(course for Artscience 2007/8)
taught together with Michael van Hoogenhuyze
A continuing thread through the history of visual art is the idea that the artist communicates or explores a way of seeing through his or her work. In this way a work of art is not so much a representation of an object or an event, but rather an example or demonstration of how the world can be looked at.
An important part of the structure of this ‘demonstrated’ perception is the way space is organized. Around the fifteenth century perspective was invented in western painting, and since then this way of depicting space has become the norm to which all other visual representations of space are compared. The photocamera, the filmcamera and their modern variants have been designed to produce images according to this perspective originally invented by painters.

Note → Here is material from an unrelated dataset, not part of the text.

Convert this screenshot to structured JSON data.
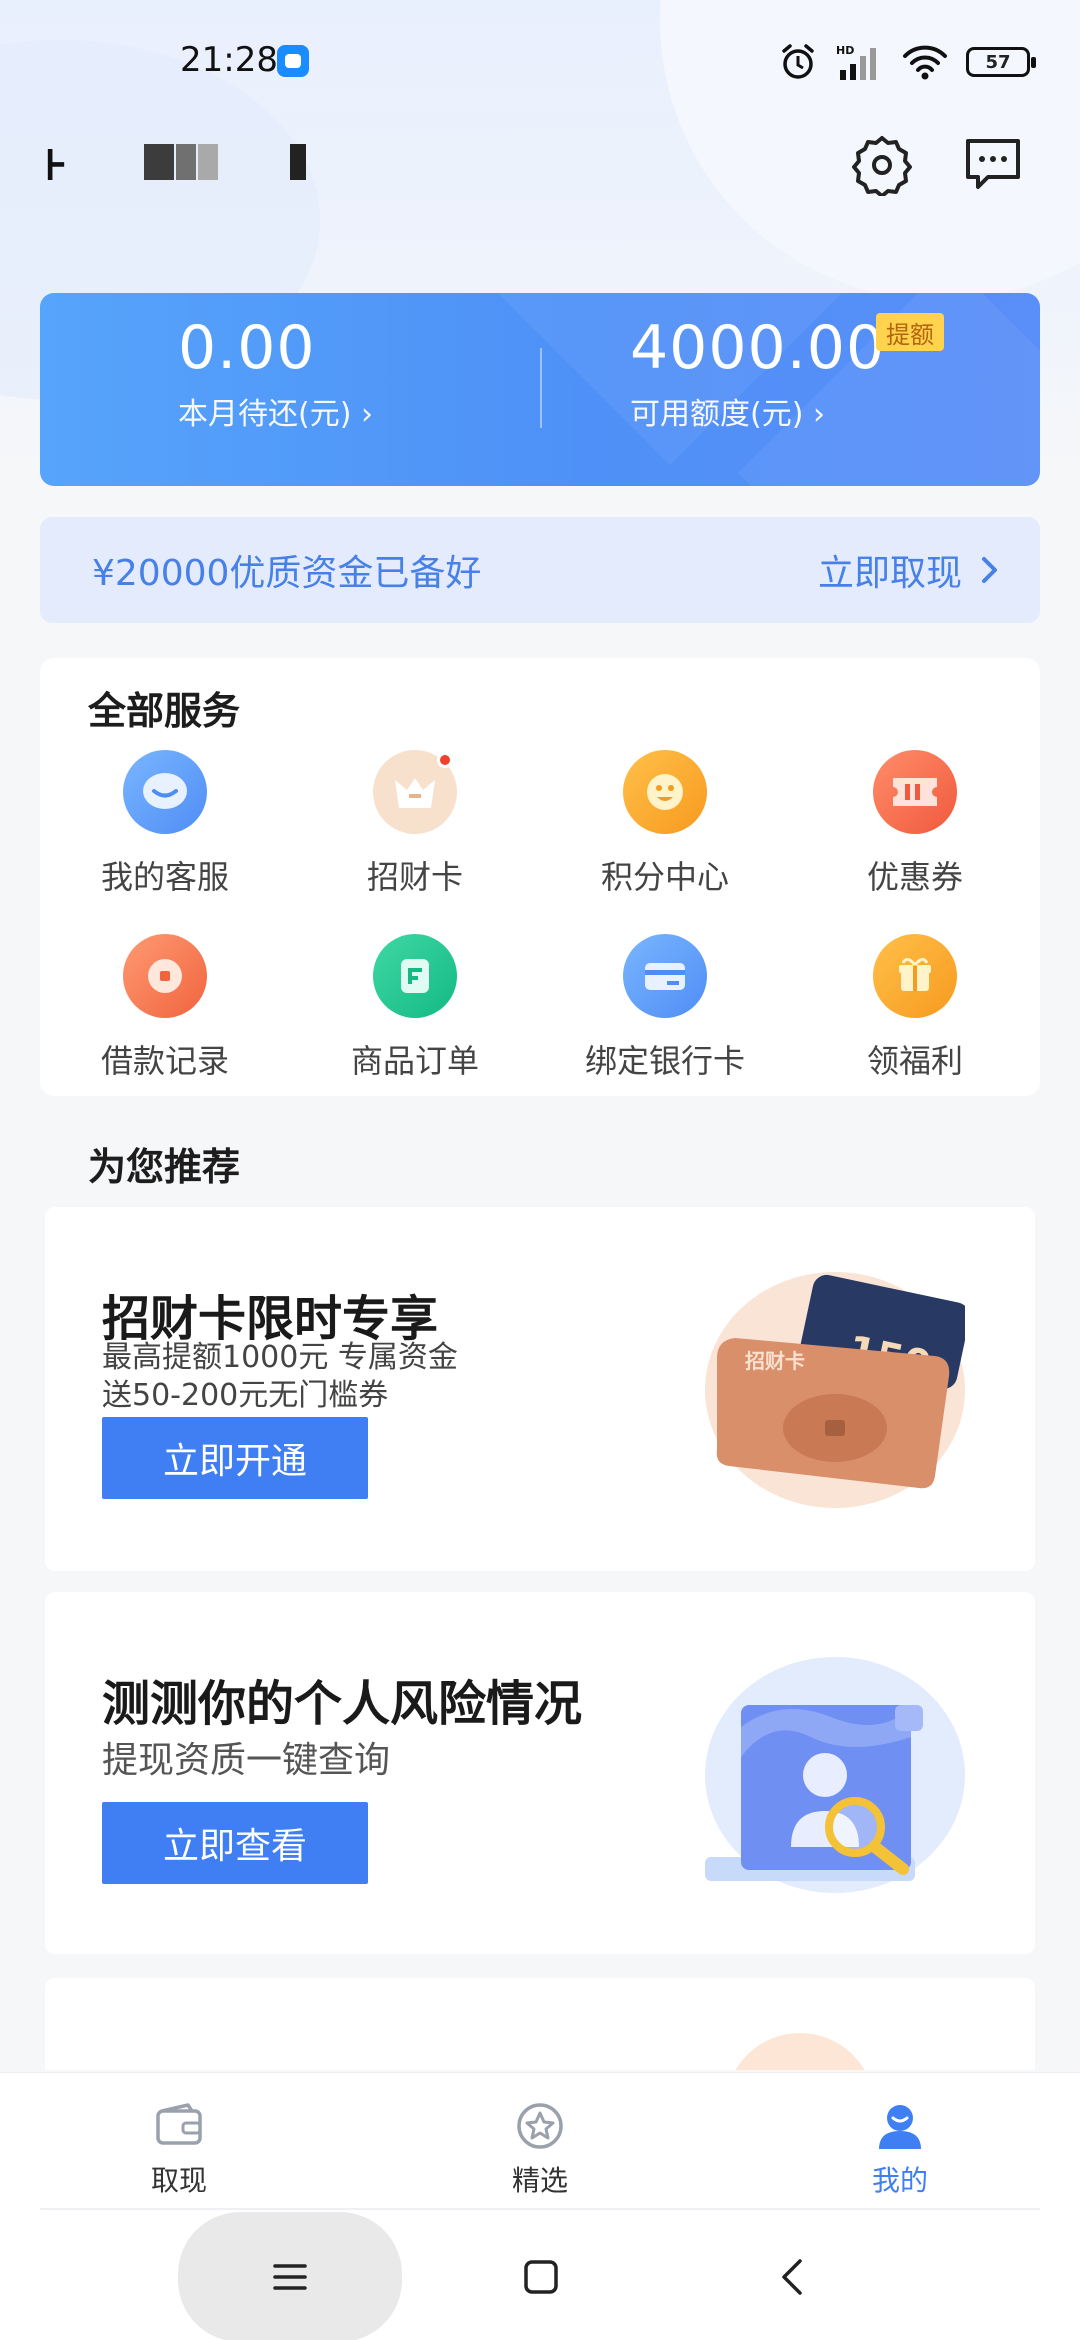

Graphics cards of computers have the laws of perspective hardwired in their chips. Virtual reality is both state of the art and the ultimate embodiment of principles that were already written down for the first time in 1435.
With perspective in the Renaissance emerge also the artist as an individual and the concept of freedom for human beings. The illusionary space of perspective made it possible to show humans in potential situations, to show possible worlds; things that were not shown in art before the invention of perspective: up to then artists showed accepted doctrines and stories. Perspective was accepted as a ‘scientific’ and true method based on optics, but also as a model of how people could observe space, and gradually people realised that perpective was mostly about a way of looking at reality.
Towards the end of the nineteenth century the concept of space changed. Scientists, artists and spiritual thinkers were highly interested in the concept of the fourth dimension, the non-euclidean geometry based on curved lines and other kinds of space that were invented in that period. One came to realize that there is a connection between space and observation and between space and movement. One of the results of this was the development of the concept of space-time by Laszlo Moholy-Nagy and Siegfried Giedion. Space was no longer a static concept, but was to be seen as a field to be navigated through. Cubist space or film space do no longer offer a vista from a privileged point of view, but offer an orchestrated sequence of sensations.
Towards the end of the twentieth century a completely new space emerged: Cyberspace. This space appears to be real and at the same time not geometric or not real in any physically determined way. We use completely new concepts to visualise or understand this space: rhizomes, networks consisting of nodes without any hierarchy, etc.
In the research group we will go back to the principles of perspective and try to develop our own representations of space. We will use the augmented reality-facilities of the AR+RFID lab, as well as more traditional projection equipment. As a point of departure for our investigations we will study and realize several historical examples from painting, experimental film, video art and virtual reality. The main question we will be asking is whether these existing spatial models have any connection with our inner mental space ? How can media artists ‘demonstrate’ their personal perceptions and spatial intuitions when their tools all have the same concepts of space embedded in them ? Can we make a model of our inner space when we learn about many other models of space ? At the end of this research group everybody shows a model of his or her own mental space.